Collective investment is needed now in electrification, decarbonisation and onshore processing if Australia’s resources leaders are to position themselves to capture value in the global green iron supply chain. Deferring the hard efforts until next decade is too late.

Australian policymakers, too, must keep their eyes on the green iron prize. Strategic national-interest policy and investment should be a top tier Federal priority.

As CEF has previously written, we urge the Australian government to collaborate with our key trade partners to encourage the formation of an Asian CBAM to extend and leverage the EU CBAM. This would provide the necessary price signal in global commodity markets to commercially underpin the >$100bn investment Australia needs to make to accelerate our green iron capacities, enabling us to benefit from the resulting ‘green premium’. 

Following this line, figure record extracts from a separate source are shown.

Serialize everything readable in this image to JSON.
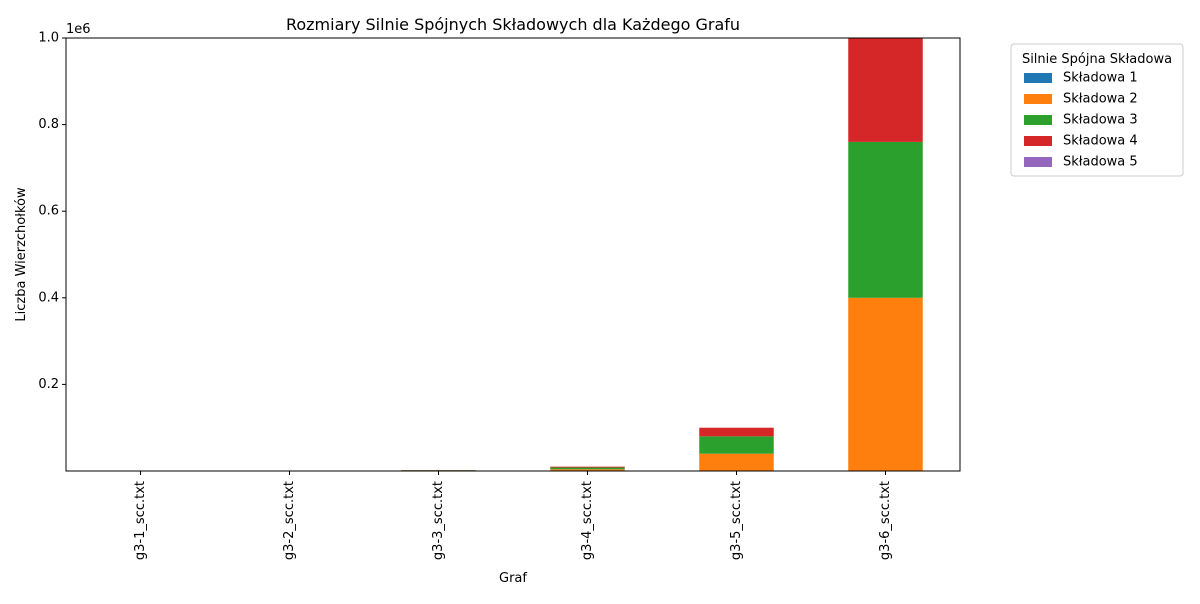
{
  "chart_data": {
    "type": "bar",
    "stacked": true,
    "title": "Rozmiary Silnie Spójnych Składowych dla Każdego Grafu",
    "xlabel": "Graf",
    "ylabel": "Liczba Wierzchołków",
    "y_offset_label": "1e6",
    "ylim": [
      0,
      1000000
    ],
    "y_ticks": [
      {
        "value": 200000,
        "label": "0.2"
      },
      {
        "value": 400000,
        "label": "0.4"
      },
      {
        "value": 600000,
        "label": "0.6"
      },
      {
        "value": 800000,
        "label": "0.8"
      },
      {
        "value": 1000000,
        "label": "1.0"
      }
    ],
    "grid": false,
    "legend_title": "Silnie Spójna Składowa",
    "legend_position": "outside-top-right",
    "categories": [
      "g3-1_scc.txt",
      "g3-2_scc.txt",
      "g3-3_scc.txt",
      "g3-4_scc.txt",
      "g3-5_scc.txt",
      "g3-6_scc.txt"
    ],
    "series": [
      {
        "name": "Składowa 1",
        "color": "#1f77b4",
        "values": [
          0,
          0,
          0,
          0,
          0,
          0
        ]
      },
      {
        "name": "Składowa 2",
        "color": "#ff7f0e",
        "values": [
          40,
          400,
          800,
          4000,
          40000,
          400000
        ]
      },
      {
        "name": "Składowa 3",
        "color": "#2ca02c",
        "values": [
          40,
          360,
          1000,
          4000,
          40000,
          360000
        ]
      },
      {
        "name": "Składowa 4",
        "color": "#d62728",
        "values": [
          20,
          240,
          400,
          2000,
          20000,
          240000
        ]
      },
      {
        "name": "Składowa 5",
        "color": "#9467bd",
        "values": [
          0,
          0,
          0,
          0,
          0,
          0
        ]
      }
    ]
  }
}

We recommend three principal Budget interventions: a $10 billion green iron production tax credit, a $20 billion Future Fund mandate for value-adding strategic metals, and capping the federal diesel fuel rebate that largely goes to our big miners at $50 million per consolidated group per annum, with the revenues reinvested in transition of the resource industry towards zero-emissions power sources.

These initiatives would incentivise investment, electrification, decarbonisation and technological innovation in our value-added green iron sector before our global competitors steal the Pilbara’s massive iron ore ‘rivers of gold’.  

The clock is ticking. The opportunity cost to the Australian economy of inaction is untenable, and inertia is a punt we simply can’t afford to take. The government has a time-critical opportunity in the forthcoming MYEFO to put in place these policy measures and catalyse investment into this potential export behemoth at speed and scale.

Matt Pollard is CEF’s net zero transformation analyst. Tim Buckley is CEF director. AM Jonson is chief of staff.